It’s 1:15, the sun is beaming and an alarm just sounded signaling the official start of practice. Coach Rhule calls the guys, who were stretching by position group, over to one large huddle at the center of the field. It gets eerily quiet for about a minute as they make their way over. Then Rhule yells for Coach Brady and Coach Snow to come to the center of the huddle. Loud and spontaneous “Whoa’s!” gets the attention of media onlookers. I run down to the opposite side of the field to try and get a glimpse of what’s going on, but Snow and Brady are engulfed in a sea of blue and white jerseys. I can’t see what’s going on, but I can hear.
Did Rhule just say he’s having defensive coordinator Phil Snow (age 65) participate in a push up competition against offensive coordinator Joe Brady (age 31)? That’s exactly what I heard.
Although I couldn’t see the action, the cheering from guys who line up on either side of the ball let me know the matchup was closer than I’d expected.

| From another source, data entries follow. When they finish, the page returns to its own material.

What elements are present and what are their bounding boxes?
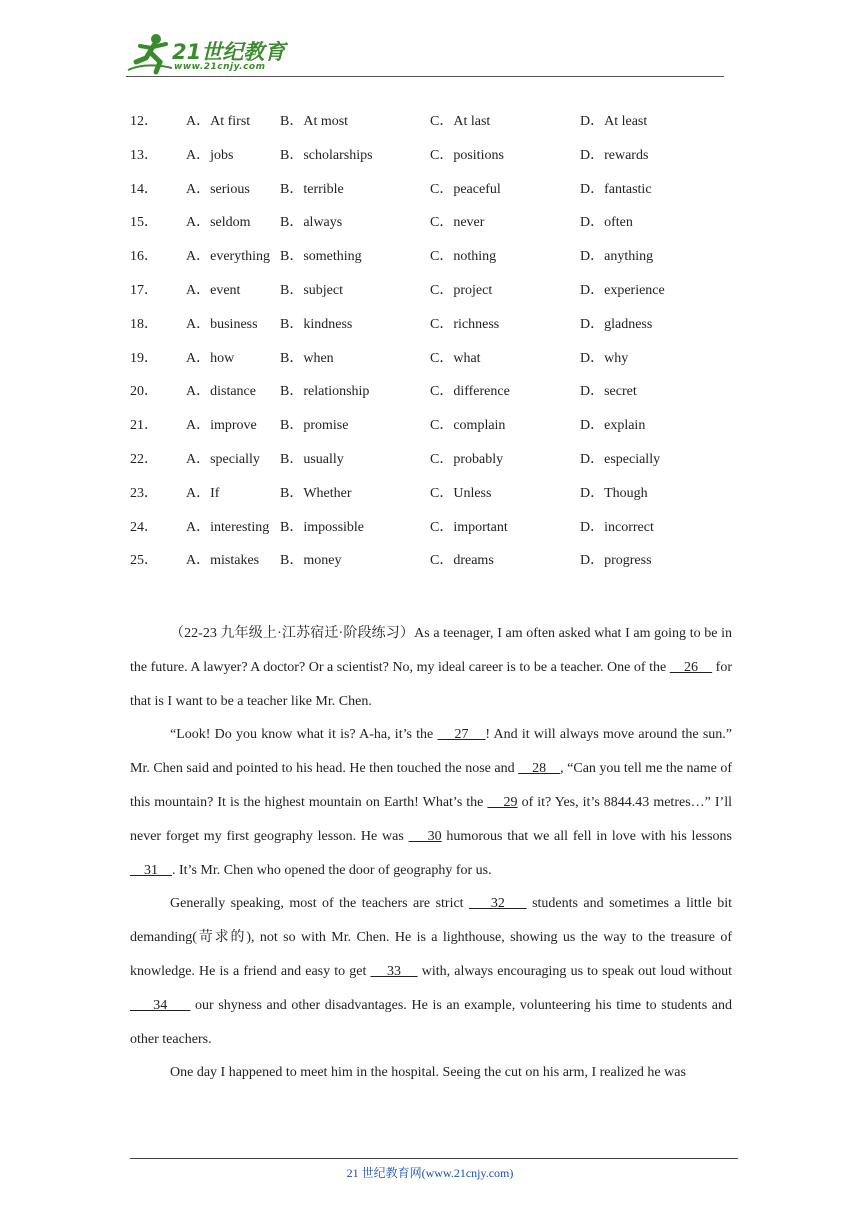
passage-text: One day I happened to meet him in the hospital. Seeing the cut on his arm, I realized he was <box>170 1065 686 1081</box>
passage-text: “Look! Do you know what it is? A-ha, it’s the <box>170 727 438 743</box>
question-number: 14． <box>130 181 158 197</box>
passage-paragraph <box>130 1056 732 1090</box>
question-number: 13． <box>130 147 158 163</box>
option-b: B．usually <box>280 451 344 467</box>
blank-28: 28 <box>518 761 561 777</box>
passage-paragraph <box>130 718 732 887</box>
question-number: 23． <box>130 485 158 501</box>
question-number: 18． <box>130 316 158 332</box>
option-d: D．experience <box>580 282 665 298</box>
option-d: D．rewards <box>580 147 649 163</box>
question-row <box>130 382 750 416</box>
logo-url: www.21cnjy.com <box>174 62 266 72</box>
page-footer: 21 世纪教育网(www.21cnjy.com) <box>346 1166 514 1180</box>
question-row <box>130 349 750 383</box>
question-row <box>130 112 750 146</box>
option-b: B．impossible <box>280 519 365 535</box>
question-row <box>130 281 750 315</box>
option-b: B．money <box>280 553 342 569</box>
header-divider <box>126 76 724 77</box>
option-a: A．business <box>186 316 258 332</box>
logo-text: 21世纪教育 <box>172 40 286 64</box>
passage-text: with, always encouraging us to speak out loud without <box>417 963 732 979</box>
question-number: 12． <box>130 114 158 129</box>
question-row <box>130 213 750 247</box>
passage-text: Generally speaking, most of the teachers are strict <box>170 896 470 912</box>
blank-30: 30 <box>408 828 442 844</box>
passage-text: students and sometimes a little bit demanding(苛求的), not so with Mr. Chen. He is a lighthouse, showing us the way to the treasure of knowledge. He is a friend and easy to get <box>130 896 732 979</box>
page-header <box>126 30 726 78</box>
blank-34: 34 <box>130 997 191 1013</box>
option-a: A．everything <box>186 249 270 265</box>
passage-text: of it? Yes, it’s 8844.43 metres…” I’ll never forget my first geography lesson. He was <box>130 794 732 844</box>
question-row <box>130 315 750 349</box>
passage-text: . It’s Mr. Chen who opened the door of geography for us. <box>172 862 492 878</box>
option-b: B．promise <box>280 418 349 434</box>
option-d: D．why <box>580 350 629 366</box>
option-c: C．dreams <box>430 553 494 569</box>
option-c: C．project <box>430 282 493 298</box>
option-c: C．Unless <box>430 485 492 501</box>
passage-text: for that is I want to be a teacher like Mr. Chen. <box>130 659 733 709</box>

“It just kinda started the other day as joke,” Rhule said when I asked him about the pre-practice bouts. “A couple of guys were saying ‘I’m faster than you.’ Big Frank, our defensive line coach, and Terrance Knighton kept running to the ball in practice – trying to get guys to run to the ball. There was a lot of debate on the staff about who’s faster, so I called them out before practice and said ‘Let’s settle it.’ I warned everybody to warm up and bring a pair of cleats, because I’m going to start calling guys out.”
That’s exactly what he did. Tuesday, several coaches competed in sprints before the Panthers’ last padded practice of the week and Wednesday the leaders of the defense and offense got in push-up position.
This is all a part of a top-to-bottom competitive culture that Matt Rhule and his staff have wanted to foster since taking the reigns in 2020.
“To me, we want to be a competitive team, let’s have everyone compete.”
I asked Rhule who came out on top. Out of respect he wouldn’t say for certain, but added at the end that the elder statesman won.
Competitive energy is something that flows through a team. It’s something that’s infectious. And when you have that energy; That strong desire to win, you’re never out of any ball game. While these coaching competitions are a good way to lighten the mood and add a little fun to the workday, it’s also a great way to foster the competitive energy needed to have productive practices that carry over to games. Rhule knows that this isn’t something that just has to come from his players, it’s an energy that needs to permeate through everyone on his staff.
Besides, who doesn’t like good trash talk and a competition to go along with it?